O coletivo destaca que a forma de regulamentação – através de uma resolução normativa – é equivocada. Segundo a advogada popular da Terra de Direitos, Naiara Bittencourt, a possibilidade de liberação dessa tecnologia envolve temas que afetam o meio ambiente, a saúde, segurança alimentar e até a soberania nacional. “Ao ser aprovada uma lacuna que abre possibilidades para a implementação dessas tecnologias no Brasil por uma resolução da CTNBio, foi violado não só a Constituição Federal, mas também se excluiu qualquer debate e participação da sociedade civil, pesquisadores, especialistas e movimentos sociais”, alerta.
Riscos
No documento, as entidades também chamam a atenção para a falta de estudos relacionados ao uso das novas biotecnologias que, ao serem liberadas no meio ambiente, podem causar impactos irreversíveis.
Exemplo disso é a possível utilização de redirecionamento genético em espécies (chamado de gene drives).
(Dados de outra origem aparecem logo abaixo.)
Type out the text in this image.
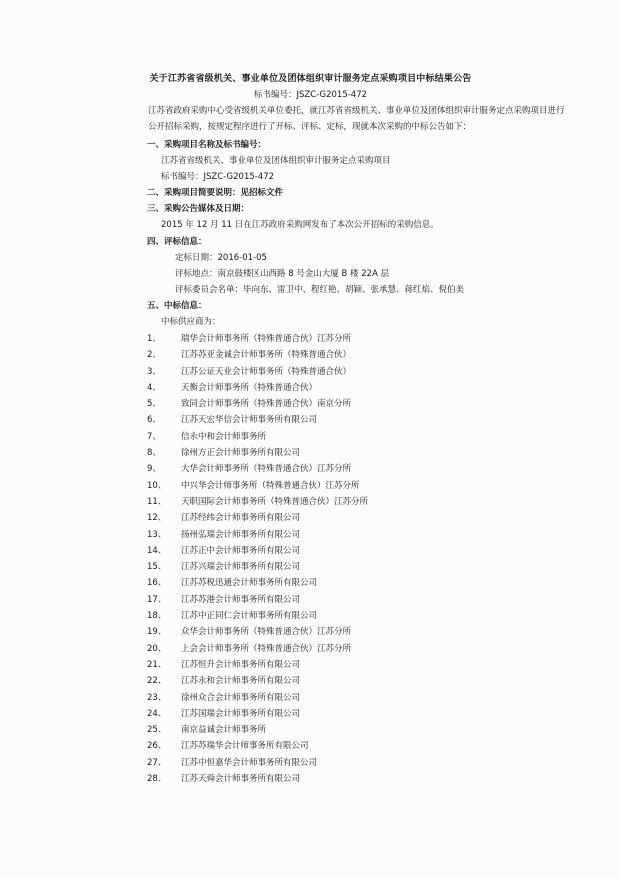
关于江苏省省级机关、事业单位及团体组织审计服务定点采购项目中标结果公告
标书编号：JSZC-G2015-472
江苏省政府采购中心受省级机关单位委托，就江苏省省级机关、事业单位及团体组织审计服务定点采购项目进行公开招标采购，按规定程序进行了开标、评标、定标，现就本次采购的中标公告如下：
一、采购项目名称及标书编号：
江苏省省级机关、事业单位及团体组织审计服务定点采购项目
标书编号：JSZC-G2015-472
二、采购项目简要说明：见招标文件
三、采购公告媒体及日期：
2015 年 12 月 11 日在江苏政府采购网发布了本次公开招标的采购信息。
四、评标信息：
定标日期：2016-01-05
评标地点：南京鼓楼区山西路 8 号金山大厦 B 楼 22A 层
评标委员会名单：毕向东、雷卫中、程红艳、胡颖、张承慧、蒋红焰、倪伯美
五、中标信息：
中标供应商为：
1、	瑞华会计师事务所（特殊普通合伙）江苏分所
2、	江苏苏亚金诚会计师事务所（特殊普通合伙）
3、	江苏公证天业会计师事务所（特殊普通合伙）
4、	天衡会计师事务所（特殊普通合伙）
5、	致同会计师事务所（特殊普通合伙）南京分所
6、	江苏天宏华信会计师事务所有限公司
7、	信永中和会计师事务所
8、	徐州方正会计师事务所有限公司
9、	大华会计师事务所（特殊普通合伙）江苏分所
10、	中兴华会计师事务所（特殊普通合伙）江苏分所
11、	天职国际会计师事务所（特殊普通合伙）江苏分所
12、	江苏经纬会计师事务所有限公司
13、	扬州弘瑞会计师事务所有限公司
14、	江苏正中会计师事务所有限公司
15、	江苏兴瑞会计师事务所有限公司
16、	江苏苏税迅通会计师事务所有限公司
17、	江苏苏港会计师事务所有限公司
18、	江苏中正同仁会计师事务所有限公司
19、	众华会计师事务所（特殊普通合伙）江苏分所
20、	上会会计师事务所（特殊普通合伙）江苏分所
21、	江苏恒升会计师事务所有限公司
22、	江苏永和会计师事务所有限公司
23、	徐州众合会计师事务所有限公司
24、	江苏国瑞会计师事务所有限公司
25、	南京益诚会计师事务所
26、	江苏苏瑞华会计师事务所有限公司
27、	江苏中恒嘉华会计师事务所有限公司
28、	江苏天舜会计师事务所有限公司
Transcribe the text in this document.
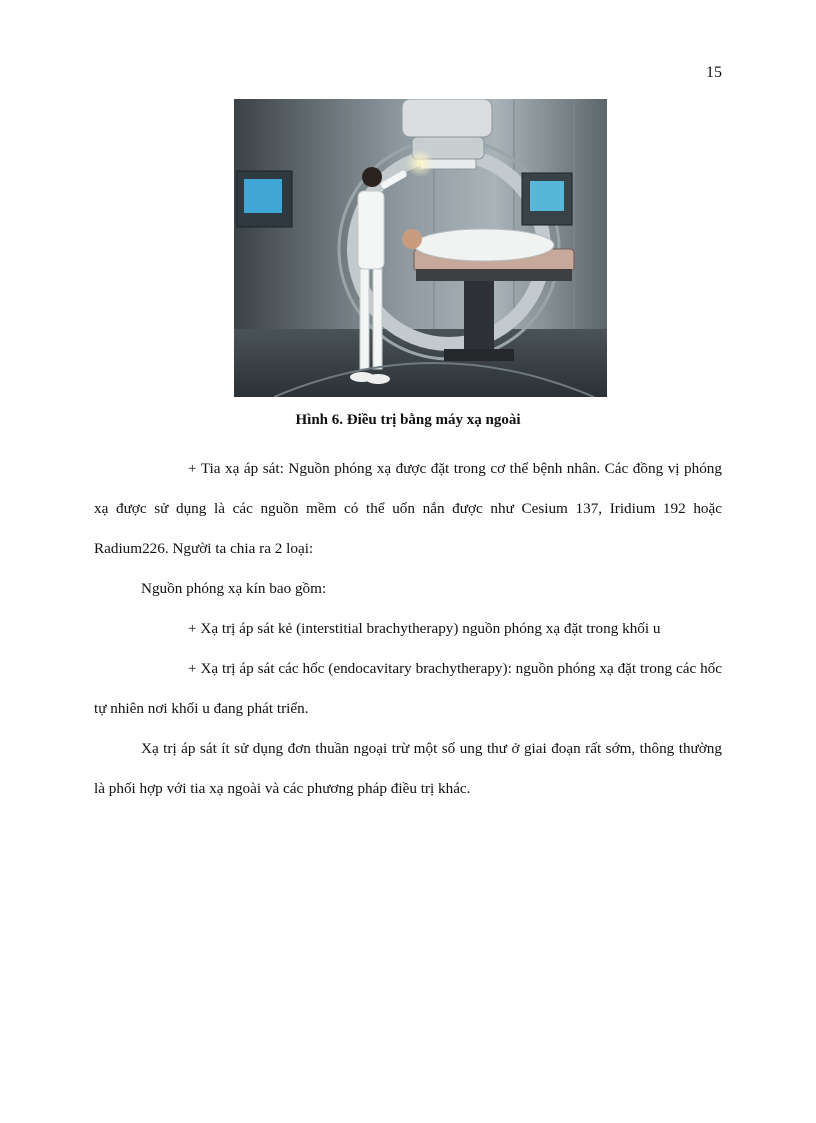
15
Hình 6. Điều trị bằng máy xạ ngoài

+ Tia xạ áp sát: Nguồn phóng xạ được đặt trong cơ thể bệnh nhân. Các đồng vị phóng xạ được sử dụng là các nguồn mềm có thể uốn nắn được như Cesium 137, Iridium 192 hoặc Radium226. Người ta chia ra 2 loại:

Nguồn phóng xạ kín bao gồm:

+ Xạ trị áp sát kẻ (interstitial brachytherapy) nguồn phóng xạ đặt trong khối u

+ Xạ trị áp sát các hốc (endocavitary brachytherapy): nguồn phóng xạ đặt trong các hốc tự nhiên nơi khối u đang phát triển.

Xạ trị áp sát ít sử dụng đơn thuần ngoại trừ một số ung thư ở giai đoạn rất sớm, thông thường là phối hợp với tia xạ ngoài và các phương pháp điều trị khác.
Nesse caso, os organismos são manipulados para transmitir informações genéticas dominantes aos seus descendentes. Ou seja, prevalecerão características genéticas do genitor que foi modificado, diferente do que acontece com os transgênicos que já são comercializados – em que são herdadas 50% das características de cada genitor.
Assim seria possível, por exemplo, modificar os genes de uma espécie de mosca para que ela reproduzisse apenas moscas macho, o que poderia extinguir a espécie. O que parece ser uma boa saída para o controle de pragas na agricultura também seria capaz de destruir toda uma cadeia ambiental. A falta desse tipo de insetos poderia também diminuir a população de sapos da região, que são importantes animais para o controle de pragas.
Segundo as organizações que assinam a carta de repúdio, esse tipo de tecnologia será utilizada apenas para ampliação do lucro, e não como forma de resolução de problemas sociais.
“As mais favorecidas são as empresas de agronegócios e as transnacionais de transgênicos, porque podem invadir campos e mercados com seus novos produtos manipulados geneticamente sem ter que passar pelos mecanismos de avaliação e regulamentação ou rotulagem, dessa maneira ganhando tempo e aumentando os lucros”, alerta o documento.
Tecnologia bélica?
Pelo potencial de alteração de ecossistemas e degradação ambiental, a tecnologia de gene drives é considerada pelas Nações Unidas também como uma arma biológica. Além disso, os movimentos sociais de todo o mundo denunciam a relação da tecnologia com instituições de pesquisa bélica estadunidenses. No fim do ano passado, o ETC Group divulgou uma série de arquivos que mostram que o principal financiador de pesquisas sobre condutores genéticos é o Exército dos Estados Unidos, seguido pela Fundação Bill e Melinda Gates.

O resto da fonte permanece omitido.